Adapun kegiatan bukber justru harus didorong untuk mendekatkan pejabat dengan anak buahnya, meningkatkan keimanan dan silaturahmi ASN, menguatkan semangat keberagamaan, serta agar lebih menghayati makna Ramadan bagi solidaritas bersama dan peningkatan kinerja birokrasi.
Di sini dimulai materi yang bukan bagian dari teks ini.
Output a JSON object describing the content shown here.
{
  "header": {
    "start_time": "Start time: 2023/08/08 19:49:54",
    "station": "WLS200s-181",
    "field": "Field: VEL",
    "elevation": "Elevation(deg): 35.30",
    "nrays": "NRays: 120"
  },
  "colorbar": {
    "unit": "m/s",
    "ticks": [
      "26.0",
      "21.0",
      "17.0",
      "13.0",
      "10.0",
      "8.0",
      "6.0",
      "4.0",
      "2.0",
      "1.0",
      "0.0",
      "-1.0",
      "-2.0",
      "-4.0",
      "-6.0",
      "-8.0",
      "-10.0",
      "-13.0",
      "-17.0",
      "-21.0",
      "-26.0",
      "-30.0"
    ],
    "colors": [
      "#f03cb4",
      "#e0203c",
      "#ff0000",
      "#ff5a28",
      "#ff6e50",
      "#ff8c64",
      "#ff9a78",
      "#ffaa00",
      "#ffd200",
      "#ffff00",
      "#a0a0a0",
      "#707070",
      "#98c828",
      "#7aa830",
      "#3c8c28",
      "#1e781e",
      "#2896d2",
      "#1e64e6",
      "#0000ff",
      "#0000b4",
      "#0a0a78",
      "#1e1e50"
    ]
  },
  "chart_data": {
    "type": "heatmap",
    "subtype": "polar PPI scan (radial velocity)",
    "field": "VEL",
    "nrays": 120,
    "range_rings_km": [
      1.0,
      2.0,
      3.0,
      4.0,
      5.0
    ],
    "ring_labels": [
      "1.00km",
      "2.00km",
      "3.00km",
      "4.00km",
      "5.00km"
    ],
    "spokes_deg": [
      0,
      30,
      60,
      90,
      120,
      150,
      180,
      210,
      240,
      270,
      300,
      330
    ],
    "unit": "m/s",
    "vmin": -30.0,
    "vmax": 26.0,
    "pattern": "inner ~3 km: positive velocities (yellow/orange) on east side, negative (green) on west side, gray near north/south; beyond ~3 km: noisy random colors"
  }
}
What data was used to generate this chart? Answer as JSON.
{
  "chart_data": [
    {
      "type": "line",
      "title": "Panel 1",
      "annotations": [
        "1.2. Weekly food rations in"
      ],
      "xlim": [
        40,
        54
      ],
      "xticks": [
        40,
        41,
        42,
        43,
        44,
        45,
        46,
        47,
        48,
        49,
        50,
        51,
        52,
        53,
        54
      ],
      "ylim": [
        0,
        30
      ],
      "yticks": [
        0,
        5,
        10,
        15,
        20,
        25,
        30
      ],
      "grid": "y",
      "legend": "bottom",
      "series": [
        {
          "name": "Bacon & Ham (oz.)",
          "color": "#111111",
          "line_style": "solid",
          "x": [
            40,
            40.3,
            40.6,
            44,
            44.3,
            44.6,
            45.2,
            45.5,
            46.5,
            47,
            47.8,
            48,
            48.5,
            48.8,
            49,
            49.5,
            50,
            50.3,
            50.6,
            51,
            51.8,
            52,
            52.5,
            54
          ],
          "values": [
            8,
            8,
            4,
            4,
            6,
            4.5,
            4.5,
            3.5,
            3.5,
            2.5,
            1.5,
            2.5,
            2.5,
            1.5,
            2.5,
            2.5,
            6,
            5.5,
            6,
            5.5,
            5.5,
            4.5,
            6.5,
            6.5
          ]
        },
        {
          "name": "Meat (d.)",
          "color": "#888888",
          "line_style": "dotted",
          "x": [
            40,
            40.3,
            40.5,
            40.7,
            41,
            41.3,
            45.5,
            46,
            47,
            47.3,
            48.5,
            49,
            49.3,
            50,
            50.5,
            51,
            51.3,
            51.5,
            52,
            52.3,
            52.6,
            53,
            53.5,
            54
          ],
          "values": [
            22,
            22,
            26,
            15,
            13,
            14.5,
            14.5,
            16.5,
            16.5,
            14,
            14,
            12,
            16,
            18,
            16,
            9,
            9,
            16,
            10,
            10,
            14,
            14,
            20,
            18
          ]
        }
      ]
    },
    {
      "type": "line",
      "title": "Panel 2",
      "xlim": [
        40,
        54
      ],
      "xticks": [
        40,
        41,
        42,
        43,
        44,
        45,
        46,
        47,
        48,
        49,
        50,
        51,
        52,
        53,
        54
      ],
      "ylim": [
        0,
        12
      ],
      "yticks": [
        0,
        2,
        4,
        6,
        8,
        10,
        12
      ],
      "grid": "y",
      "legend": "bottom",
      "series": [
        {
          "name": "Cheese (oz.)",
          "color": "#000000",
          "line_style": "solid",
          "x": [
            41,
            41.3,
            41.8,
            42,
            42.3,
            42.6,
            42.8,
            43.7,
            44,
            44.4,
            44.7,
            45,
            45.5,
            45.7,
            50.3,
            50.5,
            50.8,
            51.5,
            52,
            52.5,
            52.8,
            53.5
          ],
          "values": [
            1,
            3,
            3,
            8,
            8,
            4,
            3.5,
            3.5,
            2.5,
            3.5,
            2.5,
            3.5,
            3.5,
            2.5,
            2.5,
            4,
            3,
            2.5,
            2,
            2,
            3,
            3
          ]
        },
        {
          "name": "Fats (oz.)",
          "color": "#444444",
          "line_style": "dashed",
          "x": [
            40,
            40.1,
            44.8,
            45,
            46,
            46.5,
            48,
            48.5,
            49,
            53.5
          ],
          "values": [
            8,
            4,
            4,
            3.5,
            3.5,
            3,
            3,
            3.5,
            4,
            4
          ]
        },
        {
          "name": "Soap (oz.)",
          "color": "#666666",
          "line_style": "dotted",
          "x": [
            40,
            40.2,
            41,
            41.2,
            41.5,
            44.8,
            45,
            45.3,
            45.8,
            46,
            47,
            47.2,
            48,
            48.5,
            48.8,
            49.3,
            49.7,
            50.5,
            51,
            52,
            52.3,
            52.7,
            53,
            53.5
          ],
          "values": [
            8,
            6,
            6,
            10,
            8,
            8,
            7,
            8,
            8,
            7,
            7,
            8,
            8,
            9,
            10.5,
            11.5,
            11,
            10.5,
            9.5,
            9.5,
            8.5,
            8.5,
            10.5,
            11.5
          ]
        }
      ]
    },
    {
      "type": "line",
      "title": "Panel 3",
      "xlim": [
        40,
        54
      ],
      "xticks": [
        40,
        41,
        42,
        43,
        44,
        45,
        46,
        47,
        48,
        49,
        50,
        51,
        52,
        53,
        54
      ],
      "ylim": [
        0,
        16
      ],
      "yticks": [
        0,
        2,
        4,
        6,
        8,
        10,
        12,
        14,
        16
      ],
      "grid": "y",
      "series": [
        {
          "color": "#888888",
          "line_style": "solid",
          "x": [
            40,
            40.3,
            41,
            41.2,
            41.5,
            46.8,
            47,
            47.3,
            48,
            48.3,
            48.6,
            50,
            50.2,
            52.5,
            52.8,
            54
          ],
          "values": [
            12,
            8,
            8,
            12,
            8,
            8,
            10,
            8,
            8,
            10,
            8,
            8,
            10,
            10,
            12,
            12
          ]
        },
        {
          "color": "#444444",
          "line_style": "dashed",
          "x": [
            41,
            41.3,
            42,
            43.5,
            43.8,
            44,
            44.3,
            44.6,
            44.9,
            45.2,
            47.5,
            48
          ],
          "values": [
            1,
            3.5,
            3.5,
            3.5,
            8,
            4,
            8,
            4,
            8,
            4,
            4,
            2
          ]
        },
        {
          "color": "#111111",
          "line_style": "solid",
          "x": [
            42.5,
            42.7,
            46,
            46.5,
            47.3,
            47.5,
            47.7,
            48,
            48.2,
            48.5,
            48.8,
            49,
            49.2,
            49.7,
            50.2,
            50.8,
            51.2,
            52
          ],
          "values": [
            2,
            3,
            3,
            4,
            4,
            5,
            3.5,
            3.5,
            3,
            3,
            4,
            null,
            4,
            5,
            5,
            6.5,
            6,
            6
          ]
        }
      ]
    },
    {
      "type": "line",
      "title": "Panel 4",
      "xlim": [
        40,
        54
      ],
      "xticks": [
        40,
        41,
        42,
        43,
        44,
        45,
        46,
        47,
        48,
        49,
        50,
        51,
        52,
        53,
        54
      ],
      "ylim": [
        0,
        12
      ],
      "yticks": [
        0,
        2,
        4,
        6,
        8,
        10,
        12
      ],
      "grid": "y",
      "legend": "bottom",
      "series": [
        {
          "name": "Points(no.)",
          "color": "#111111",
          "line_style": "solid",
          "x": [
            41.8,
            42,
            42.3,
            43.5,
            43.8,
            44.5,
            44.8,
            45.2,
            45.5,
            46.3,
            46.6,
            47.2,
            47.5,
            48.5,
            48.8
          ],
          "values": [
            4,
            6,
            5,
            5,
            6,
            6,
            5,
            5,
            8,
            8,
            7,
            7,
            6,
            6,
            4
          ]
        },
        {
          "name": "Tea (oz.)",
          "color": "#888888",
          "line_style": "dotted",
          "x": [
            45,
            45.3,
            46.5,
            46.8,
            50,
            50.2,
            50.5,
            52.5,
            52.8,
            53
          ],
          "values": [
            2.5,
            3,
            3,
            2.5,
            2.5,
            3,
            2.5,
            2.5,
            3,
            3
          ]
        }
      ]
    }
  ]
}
Bagaimana bukber dilarang, sedangkan agama sendiri sangat menganjurkan. Ada hadis yang terkenal berbunyi: “Siapa memberi makan orang yang berpuasa, maka baginya pahala seperti orang yang berpuasa tersebut, tanpa mengurangi pahala orang yang berpuasa itu sedikit pun.” (HR. Tirmidzi, Ibnu Majah, Ahmad).
Perintah agama jika dikerjakan menimbulkan berkah, yakni perkembangan dan pertumbuhan dari suatu kegiatan. Bukber dapat mendorong pejabat untuk bersedekah. Apalagi pejabat kaya yang bergaya hidup hedonis, bukber bisa meningkatkan semangat berbagi.
Jika alasannya menghemat anggaran negara, berapakah duit yang dikeluarkan untuk bukber dari tiap kementerian atau lembaga negara jika dibandingkan transaksi tak jelas senilai Rp 300 triliun di Kementerian Keuangan? Atau berapa biaya bukber jika dibandingkan anggaran negara yang bocor karena korupsi dan suap?
Janganlah bukber sebagai tradisi mulia keagamaan dijadikan kambing hitam atas agenda tersembunyi atau pengingkaran pemerintah terhadap nilai-nilai luhur Islam. Jika negara ini mau berkah dan pejabatnya amanah, doronglah para pejabat dan ASN untuk lebih menghayati dan mengamalkan ajaran agamanya.
A. Zaini Bisri, jurnalis senior dan dosen Universitas Pancasakti Tegal.